Hacker News new | ask | show | jobs
by lovehashbrowns 1011 days ago
That's certainly real and something to consider when provisioning systems. I'm fully on board with that. The problem is when the cost of the cost-savings solution vastly outweighs the cost of over-provisioning infrastructure. Like this Jenkins issue bubbling up ~2-4 times a month vs just giving the worker nodes more storage space. There's been times where it happened during the night and people got paged.

Or comparing the cost of one store not being able to open on time because the RDS database's space ran out. VPs and directors start yelling and there's suddenly like 20+ people involved in figuring out why this one store didn't open on time. What's the cost of that compared to just giving the DB 250GB of space so this never comes up again?
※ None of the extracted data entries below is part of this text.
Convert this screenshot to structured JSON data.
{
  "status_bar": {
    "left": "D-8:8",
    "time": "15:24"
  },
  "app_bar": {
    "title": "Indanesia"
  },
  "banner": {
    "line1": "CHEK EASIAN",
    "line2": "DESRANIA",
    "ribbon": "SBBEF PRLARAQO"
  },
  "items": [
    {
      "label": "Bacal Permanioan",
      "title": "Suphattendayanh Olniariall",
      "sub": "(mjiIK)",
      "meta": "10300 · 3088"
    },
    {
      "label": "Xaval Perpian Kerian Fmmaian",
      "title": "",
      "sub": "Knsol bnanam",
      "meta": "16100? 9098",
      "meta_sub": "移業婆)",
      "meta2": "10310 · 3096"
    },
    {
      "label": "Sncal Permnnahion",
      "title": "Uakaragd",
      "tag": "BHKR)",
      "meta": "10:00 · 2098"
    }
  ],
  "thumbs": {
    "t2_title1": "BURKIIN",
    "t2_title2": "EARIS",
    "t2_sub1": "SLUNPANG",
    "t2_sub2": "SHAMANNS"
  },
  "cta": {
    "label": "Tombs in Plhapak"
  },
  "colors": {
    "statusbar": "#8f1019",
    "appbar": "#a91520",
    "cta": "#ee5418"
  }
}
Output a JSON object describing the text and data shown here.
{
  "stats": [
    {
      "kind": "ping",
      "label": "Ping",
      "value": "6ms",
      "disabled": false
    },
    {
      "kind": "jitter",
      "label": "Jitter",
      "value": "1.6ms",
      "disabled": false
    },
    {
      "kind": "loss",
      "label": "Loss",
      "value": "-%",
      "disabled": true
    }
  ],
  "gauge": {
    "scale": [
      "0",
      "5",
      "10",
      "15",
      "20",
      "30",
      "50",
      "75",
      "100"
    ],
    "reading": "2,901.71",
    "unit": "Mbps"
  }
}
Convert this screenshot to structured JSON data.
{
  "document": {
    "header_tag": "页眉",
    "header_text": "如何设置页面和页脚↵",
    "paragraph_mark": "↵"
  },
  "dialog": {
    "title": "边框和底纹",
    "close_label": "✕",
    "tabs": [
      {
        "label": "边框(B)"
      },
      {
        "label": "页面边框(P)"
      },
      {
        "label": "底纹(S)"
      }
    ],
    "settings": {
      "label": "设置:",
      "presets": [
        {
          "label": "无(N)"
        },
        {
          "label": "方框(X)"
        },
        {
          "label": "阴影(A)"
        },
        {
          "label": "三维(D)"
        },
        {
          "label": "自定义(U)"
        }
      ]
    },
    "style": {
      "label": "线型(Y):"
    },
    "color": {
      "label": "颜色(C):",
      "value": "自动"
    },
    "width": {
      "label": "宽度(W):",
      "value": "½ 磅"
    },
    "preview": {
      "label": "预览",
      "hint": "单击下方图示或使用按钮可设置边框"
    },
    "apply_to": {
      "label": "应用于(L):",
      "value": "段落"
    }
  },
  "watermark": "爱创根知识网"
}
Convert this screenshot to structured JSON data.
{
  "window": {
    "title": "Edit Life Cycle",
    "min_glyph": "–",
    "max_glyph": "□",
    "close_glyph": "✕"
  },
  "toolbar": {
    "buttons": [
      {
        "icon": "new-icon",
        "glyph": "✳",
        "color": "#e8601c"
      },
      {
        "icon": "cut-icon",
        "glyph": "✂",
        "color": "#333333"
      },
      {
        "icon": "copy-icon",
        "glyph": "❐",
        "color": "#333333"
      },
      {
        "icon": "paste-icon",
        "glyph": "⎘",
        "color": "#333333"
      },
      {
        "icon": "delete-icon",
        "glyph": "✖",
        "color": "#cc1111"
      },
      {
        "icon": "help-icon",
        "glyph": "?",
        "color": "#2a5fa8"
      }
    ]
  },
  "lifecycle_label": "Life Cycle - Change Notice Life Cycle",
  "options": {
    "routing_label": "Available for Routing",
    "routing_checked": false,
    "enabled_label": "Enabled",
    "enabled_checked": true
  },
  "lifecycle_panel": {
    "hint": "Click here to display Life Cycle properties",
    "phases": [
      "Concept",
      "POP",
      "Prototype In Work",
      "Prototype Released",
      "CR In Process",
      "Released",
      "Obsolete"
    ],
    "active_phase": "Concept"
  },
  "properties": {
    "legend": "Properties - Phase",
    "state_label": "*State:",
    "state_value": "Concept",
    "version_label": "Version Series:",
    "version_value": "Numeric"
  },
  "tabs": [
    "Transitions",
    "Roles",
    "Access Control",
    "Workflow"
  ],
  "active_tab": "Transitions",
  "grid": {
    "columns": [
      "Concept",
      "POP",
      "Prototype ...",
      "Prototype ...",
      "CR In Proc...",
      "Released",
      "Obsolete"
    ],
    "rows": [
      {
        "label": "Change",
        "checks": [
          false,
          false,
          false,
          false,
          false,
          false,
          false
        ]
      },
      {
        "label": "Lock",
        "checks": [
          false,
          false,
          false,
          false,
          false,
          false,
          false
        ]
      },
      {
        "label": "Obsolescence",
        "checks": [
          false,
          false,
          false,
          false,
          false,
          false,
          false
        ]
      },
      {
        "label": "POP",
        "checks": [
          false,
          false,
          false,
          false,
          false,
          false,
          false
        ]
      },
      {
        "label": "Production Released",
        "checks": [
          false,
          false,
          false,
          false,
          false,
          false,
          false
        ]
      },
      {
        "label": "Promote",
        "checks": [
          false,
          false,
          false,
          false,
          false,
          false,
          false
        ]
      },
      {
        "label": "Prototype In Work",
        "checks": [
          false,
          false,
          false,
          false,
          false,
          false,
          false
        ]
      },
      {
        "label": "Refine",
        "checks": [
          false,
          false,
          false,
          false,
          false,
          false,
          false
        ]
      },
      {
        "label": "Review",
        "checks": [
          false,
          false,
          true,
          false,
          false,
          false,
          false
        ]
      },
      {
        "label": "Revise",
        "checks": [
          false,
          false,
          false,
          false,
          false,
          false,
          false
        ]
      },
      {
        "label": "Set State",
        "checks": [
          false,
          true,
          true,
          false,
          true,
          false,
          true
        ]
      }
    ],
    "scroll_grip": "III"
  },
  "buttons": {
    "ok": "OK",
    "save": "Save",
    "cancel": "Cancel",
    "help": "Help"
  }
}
But you are also 100% correct and I've seen that happen here, too. There's some instances I'm responsible for that were using EFS for their local storage. Costing thousands of dollars every month for absolutely no reason. I switched those to reasonably-sized EBS volumes and that alone was half of my annual savings goal.

I was completely flabbergasted seeing these instances using EFS while others were stuck on 8GB EBS volumes. Backups on the EFS drives had ballooned to the many TBs. And the backups were worthless! Instances themselves are ephemeral. They use S3 for long-term storage & metadata is on a database. Those are the things that should be backed up & their cost compared to EFS is minuscule.

1 comments

Yeah. I suppose the tricky thing is:

> compared to just giving the DB 250GB of space so this never comes up again?

As long as there is reasonable confidence in that this is actually the case, then just provision the space and be done with it. That requires a certain understanding of future space requirements/expectations, and anything even just so slightly running away / leaking space will hit any limit given enough time. So, due diligence requires looking at whether it's actually needed.

Yup, I implemented a bunch of graphs and alerts. Right now it's at 100GB of usage so it's still growing but at a fairly predictable rate. Another nice thing to know is if it's possible to reduce that usage. I haven't been able to look into that but I know one of the causes of the usage increase. The service uses the DB to store some indexing data. There's a team forcing it to re-index and I can tell when they deploy because the storage spikes a little bit every time they do a deployment. Nothing I can do about that, sadly.